Can anyone point to some literature that answers these questions positively or negatively?
Any help is much appreciated!
This paper will help you out.
The definition of Asymptotic Expecatation is given here. I'll paraphrase the relevant parts. This link is an excerpt of the book "Mathematical Statistics" 2nd ed., by Jun Shao. I highly recommend this book if you want to get into this kind of statistical work.

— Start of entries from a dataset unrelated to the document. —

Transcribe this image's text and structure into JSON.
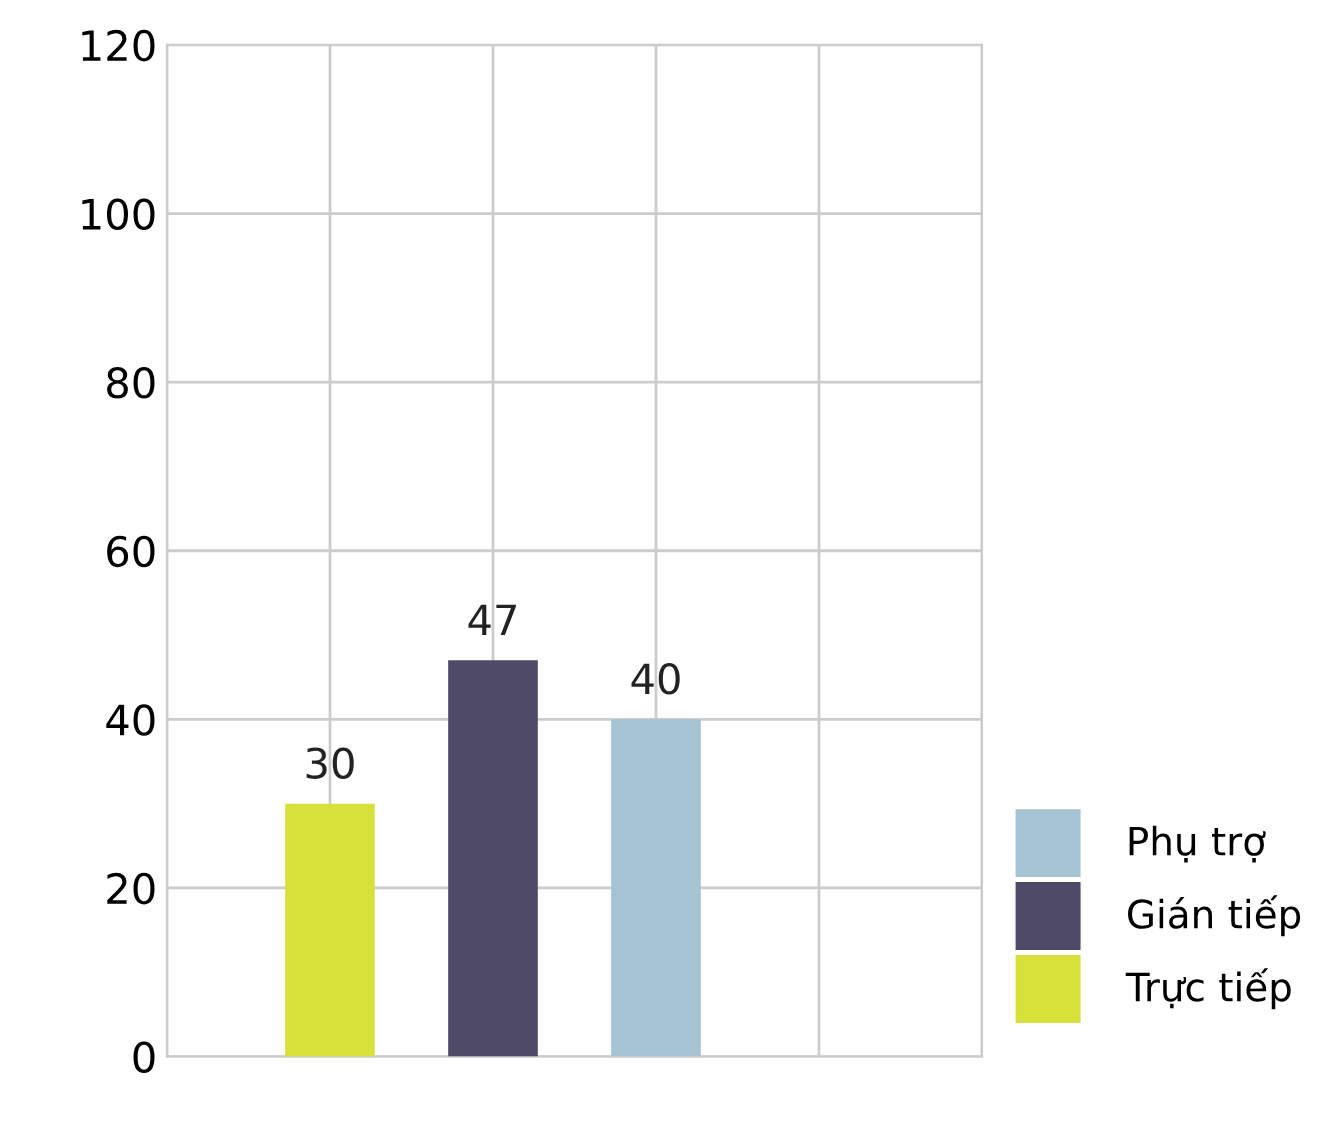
{
  "chart_data": {
    "type": "bar",
    "categories": [
      null,
      null,
      null
    ],
    "series": [
      {
        "name": "Trực tiếp",
        "color": "#d8e03a",
        "values": [
          30,
          null,
          null
        ]
      },
      {
        "name": "Gián tiếp",
        "color": "#4f4a68",
        "values": [
          null,
          47,
          null
        ]
      },
      {
        "name": "Phụ trợ",
        "color": "#a6c3d4",
        "values": [
          null,
          null,
          40
        ]
      }
    ],
    "ylim": [
      0,
      120
    ],
    "yticks": [
      0,
      20,
      40,
      60,
      80,
      100,
      120
    ],
    "stacked": true,
    "grid": true,
    "legend": "bottom right",
    "data_labels": true
  }
}
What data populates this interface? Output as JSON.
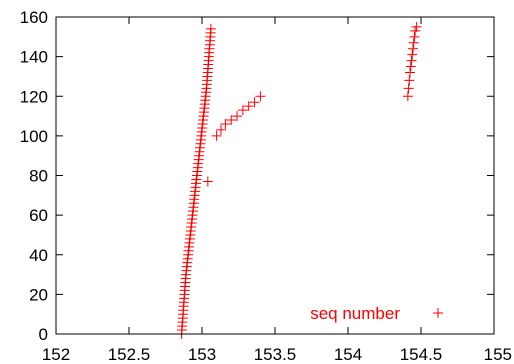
{
  "chart_data": {
    "type": "scatter",
    "title": "",
    "xlabel": "",
    "ylabel": "",
    "xlim": [
      152,
      155
    ],
    "ylim": [
      0,
      160
    ],
    "xticks": [
      "152",
      "152.5",
      "153",
      "153.5",
      "154",
      "154.5",
      "155"
    ],
    "yticks": [
      "0",
      "20",
      "40",
      "60",
      "80",
      "100",
      "120",
      "140",
      "160"
    ],
    "grid": false,
    "legend_position": "bottom-right",
    "series": [
      {
        "name": "seq number",
        "color": "#ff0000",
        "marker": "plus",
        "points": [
          [
            152.86,
            0
          ],
          [
            152.862,
            2
          ],
          [
            152.864,
            4
          ],
          [
            152.866,
            6
          ],
          [
            152.868,
            8
          ],
          [
            152.87,
            10
          ],
          [
            152.872,
            12
          ],
          [
            152.874,
            14
          ],
          [
            152.876,
            16
          ],
          [
            152.878,
            18
          ],
          [
            152.88,
            20
          ],
          [
            152.882,
            22
          ],
          [
            152.884,
            24
          ],
          [
            152.886,
            26
          ],
          [
            152.888,
            28
          ],
          [
            152.89,
            30
          ],
          [
            152.893,
            32
          ],
          [
            152.896,
            34
          ],
          [
            152.899,
            36
          ],
          [
            152.902,
            38
          ],
          [
            152.905,
            40
          ],
          [
            152.908,
            42
          ],
          [
            152.911,
            44
          ],
          [
            152.914,
            46
          ],
          [
            152.917,
            48
          ],
          [
            152.92,
            50
          ],
          [
            152.923,
            52
          ],
          [
            152.926,
            54
          ],
          [
            152.929,
            56
          ],
          [
            152.932,
            58
          ],
          [
            152.935,
            60
          ],
          [
            152.938,
            62
          ],
          [
            152.941,
            64
          ],
          [
            152.944,
            66
          ],
          [
            152.947,
            68
          ],
          [
            152.95,
            70
          ],
          [
            152.953,
            72
          ],
          [
            152.956,
            74
          ],
          [
            152.959,
            76
          ],
          [
            152.962,
            78
          ],
          [
            152.965,
            80
          ],
          [
            152.968,
            82
          ],
          [
            152.971,
            84
          ],
          [
            152.974,
            86
          ],
          [
            152.977,
            88
          ],
          [
            152.98,
            90
          ],
          [
            152.983,
            92
          ],
          [
            152.986,
            94
          ],
          [
            152.989,
            96
          ],
          [
            152.992,
            98
          ],
          [
            152.995,
            100
          ],
          [
            152.998,
            102
          ],
          [
            153.001,
            104
          ],
          [
            153.004,
            106
          ],
          [
            153.007,
            108
          ],
          [
            153.01,
            110
          ],
          [
            153.013,
            112
          ],
          [
            153.016,
            114
          ],
          [
            153.019,
            116
          ],
          [
            153.022,
            118
          ],
          [
            153.025,
            120
          ],
          [
            153.028,
            122
          ],
          [
            153.031,
            124
          ],
          [
            153.033,
            126
          ],
          [
            153.035,
            128
          ],
          [
            153.037,
            130
          ],
          [
            153.039,
            132
          ],
          [
            153.041,
            134
          ],
          [
            153.043,
            136
          ],
          [
            153.045,
            138
          ],
          [
            153.047,
            140
          ],
          [
            153.049,
            142
          ],
          [
            153.051,
            144
          ],
          [
            153.053,
            146
          ],
          [
            153.055,
            148
          ],
          [
            153.057,
            150
          ],
          [
            153.059,
            152
          ],
          [
            153.061,
            154
          ],
          [
            153.04,
            77
          ],
          [
            153.1,
            100
          ],
          [
            153.13,
            103
          ],
          [
            153.16,
            106
          ],
          [
            153.2,
            108
          ],
          [
            153.24,
            110
          ],
          [
            153.28,
            113
          ],
          [
            153.32,
            115
          ],
          [
            153.36,
            117
          ],
          [
            153.4,
            120
          ],
          [
            154.41,
            120
          ],
          [
            154.415,
            124
          ],
          [
            154.42,
            128
          ],
          [
            154.425,
            132
          ],
          [
            154.43,
            135
          ],
          [
            154.435,
            138
          ],
          [
            154.44,
            141
          ],
          [
            154.445,
            144
          ],
          [
            154.45,
            147
          ],
          [
            154.455,
            150
          ],
          [
            154.46,
            153
          ],
          [
            154.47,
            155
          ]
        ]
      }
    ]
  }
}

Asymptotic Expectation: Let $\xi,\xi_1,\xi_2...$ be random varibles and $\{a_n\}$ a sequence of positive numbers satisfying $a_n\rightarrow \infty$. If $a_n\xi_n \xrightarrow{d} \xi$ and $E[|\xi|]<\infty$ then $\frac{E[\xi]}{a_n}$ is the asymptotic expectation of $\xi_n$.

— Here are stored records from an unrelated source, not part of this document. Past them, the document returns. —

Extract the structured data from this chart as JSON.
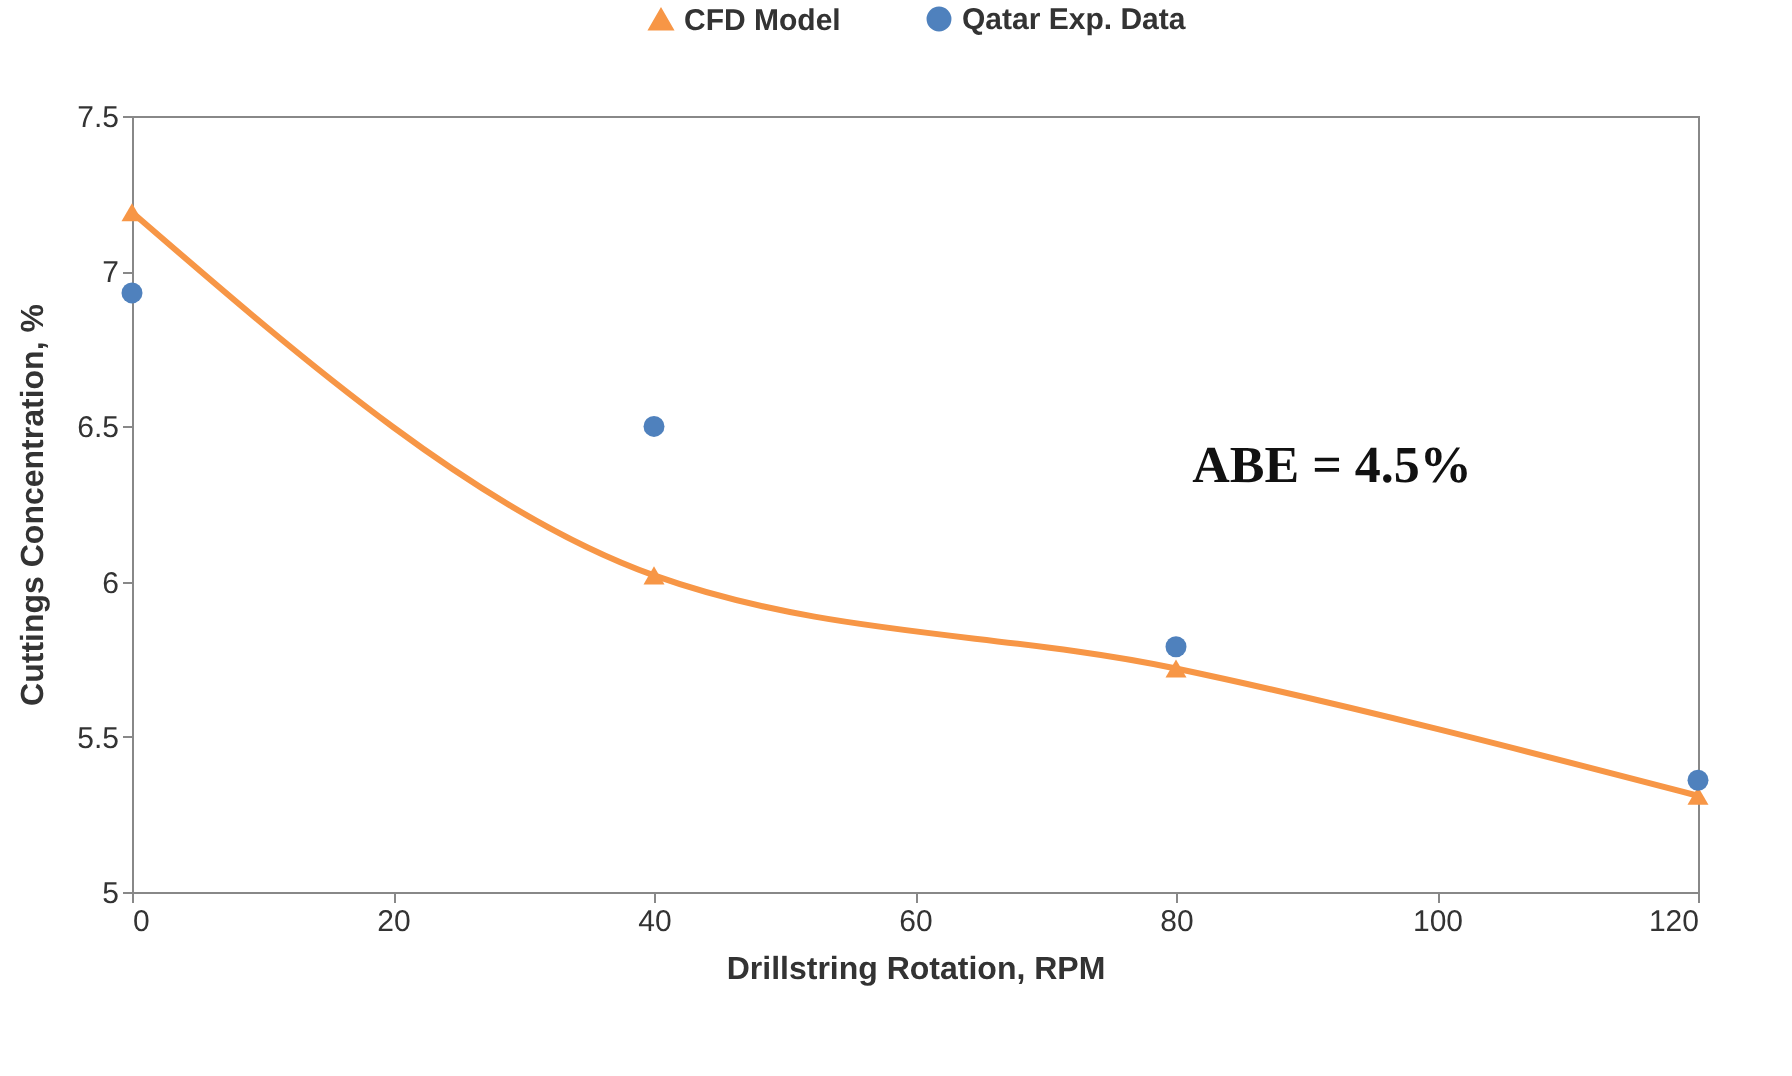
{
  "chart_data": {
    "type": "line",
    "xlabel": "Drillstring Rotation, RPM",
    "ylabel": "Cuttings Concentration, %",
    "x": [
      0,
      40,
      80,
      120
    ],
    "series": [
      {
        "name": "CFD Model",
        "color": "#f79646",
        "marker": "triangle",
        "values": [
          7.19,
          6.02,
          5.72,
          5.31
        ]
      },
      {
        "name": "Qatar Exp. Data",
        "type": "scatter",
        "color": "#4f81bd",
        "marker": "circle",
        "values": [
          6.93,
          6.5,
          5.79,
          5.36
        ]
      }
    ],
    "xlim": [
      0,
      120
    ],
    "xticks": [
      0,
      20,
      40,
      60,
      80,
      100,
      120
    ],
    "ylim": [
      5,
      7.5
    ],
    "yticks": [
      5,
      5.5,
      6,
      6.5,
      7,
      7.5
    ],
    "grid": false,
    "legend": "top",
    "annotations": [
      "ABE = 4.5%"
    ]
  }
}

The asymptotic bias of an estimator $T_n$ for parameter $\theta$ is defined as the asymptotic expectation of $T_n-\theta$. If the asymptotic bias is zero, then it is called asymptotically unbiased.

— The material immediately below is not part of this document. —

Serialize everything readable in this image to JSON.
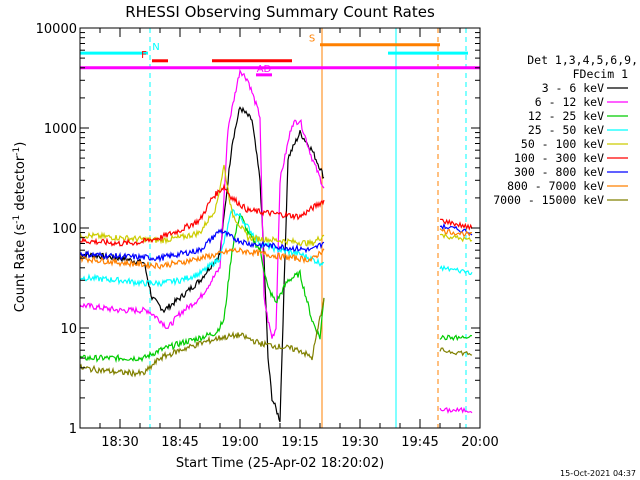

We can related the above concepts to your specific case:
Note that $a_n\rightarrow \infty$ and we are assuming that $\sqrt{n}(\hat g_n-g(\theta)) \xrightarrow{d} Z$ which matches with the second condition on convergence in distribution. Now, since $Z\sim \mathcal{N}(0,1)$, we know that $E[|Z|]<\infty$, satifying the final condition. Therefore, the asymptotic bias of $\hat g_n-g(\theta)$ is $\frac{E[Z]}{\sqrt{n}} = 0$. Hence, $\hat g_n$ is an asymptotically unbiased estimator of $g(\theta)$.
To show consistency, we need to show that it is not only asymptotically unbiased, but that its asymptotic mse goes to $0$. That is, we need to find the asymptotic expectation of $\xi_n^2$, which is defined to be $\frac{E[\xi^2]}{a_n}$ based on similar conditions to the asymptotic expectation. Again, we know that since Z is the standard normal, then $E[Z^2]=1<\infty$, since $Z^2$ will have a $\chi^2_1$ distribution.
Therefore, the $\lim\limits_{n\rightarrow \infty} \frac{E[Z^2]}{\sqrt{n}} = 0$, hence the estimator is asymptotically consistent.